Une diaspora divisée devant le stade

À l’extérieur du SoFi Stadium, la tension était d’une autre nature. Plusieurs centaines d’Irano-Américains ont manifesté, brandissant le drapeau au lion et au soleil d’avant la révolution islamique de 1979 — symbole de l’opposition au régime de Téhéran. À un moment, des protestataires ont arraché à un supporter un drapeau officiel iranien, l’ont piétiné puis déchiré.

Le sud de la Californie abrite la plus grande communauté iranienne hors d’Iran, dont une grande partie a fui après la révolution. Pour beaucoup de ses membres, cette équipe nationale n’est pas la leur.

« Ce n’est pas mon équipe. C’est l’équipe du gouvernement », tranche Rameileh Jaffrey, 46 ans, arrivée à Los Angeles il y a une douzaine d’années.

D’autres, comme Kia Keanh, venu en famille avec des T-shirts aux couleurs de l’équipe, tentent de séparer le sport de la politique : « Je suis juste là pour regarder du sport. Je suis juste venu pour un match de Coupe du monde, pour en profiter avec ma famille. »

Certains manifestants sont même entrés dans le stade, dissimulant leur drapeau sous des vêtements de rechange. Ella Bah, 42 ans, l’explique sans détour : « Nous ne sommes pas là pour les encourager. Nous sommes là pour être la voix des gens à l’intérieur de l’Iran. »

Sur le terrain, la résistance

Malgré tout, l’Iran a accroché un nul 2-2, revenant deux fois au score grâce à Ramin Rezaeian et Mohammad Mohebi. Une partie du public iranien avait hué l’hymne national de la République islamique avant le coup d’envoi, avant d’exploser de joie à chaque but.

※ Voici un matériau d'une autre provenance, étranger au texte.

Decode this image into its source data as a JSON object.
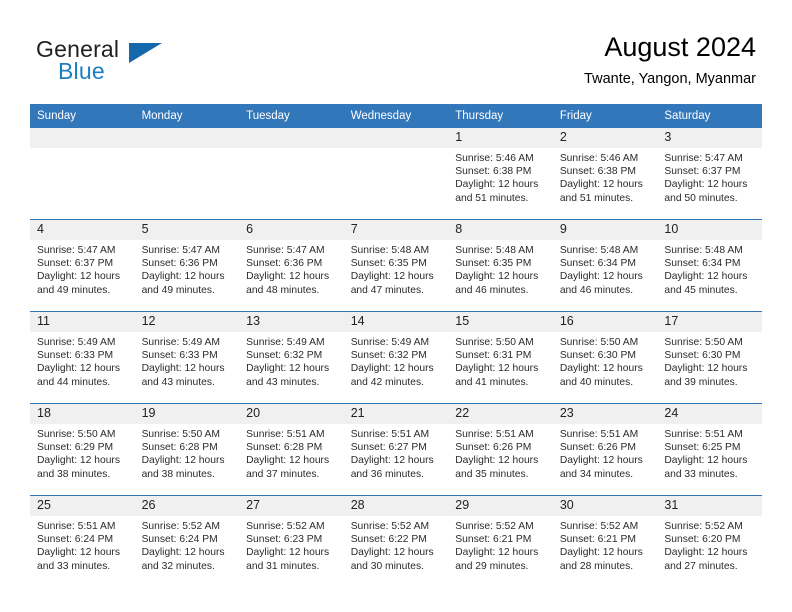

Rezaeian, élu homme du match, a répondu sèchement aux questions sur les tensions dans les tribunes : « Nous réglerons nous-mêmes les problèmes liés à notre pays, vous n’avez pas à vous en inquiéter. »

Le président de la FIFA, Gianni Infantino, s’est rendu dans le vestiaire iranien après le match pour congratuler les joueurs : « Vous êtes plus forts et plus grands que tous les problèmes qui se sont abattus sur vous. » Des mots chaleureux — mais qui ne changent pas les conditions dans lesquelles l’équipe est contrainte d’évoluer.

Ghalenoei a remercié la FIFA pour son attention, tout en la pressant d’agir davantage : son équipe ne peut pas rester aux États-Unis entre ses matchs, ses dirigeants n’ont pas de visa, et personne ne lui explique pourquoi elle doit partir dans la nuit.

Paix et football, malgré tout

Taremi, lui, choisit ses mots avec soin. « Notre but et notre souhait sont de promouvoir la paix et le bonheur », dit-il. Et quand on lui demande s’il a un message pour Donald Trump, il sourit : « Je suis footballeur, pas politicien. Nous sommes ici pour jouer au football. »

Il ajoute, avec une fatigue palpable : « Au cours des deux derniers mois, nous avons été confrontés à de nombreux problèmes, et cela a affecté l’équipe. Néanmoins, nous sommes ici pour promouvoir la paix et profiter du football. »

L’Iran affrontera la Belgique à Los Angeles dimanche prochain. Après la première journée, les quatre équipes du groupe G comptent chacune un point. Le calendrier précis du retour de la sélection sur le sol américain n’a pas encore été confirmé.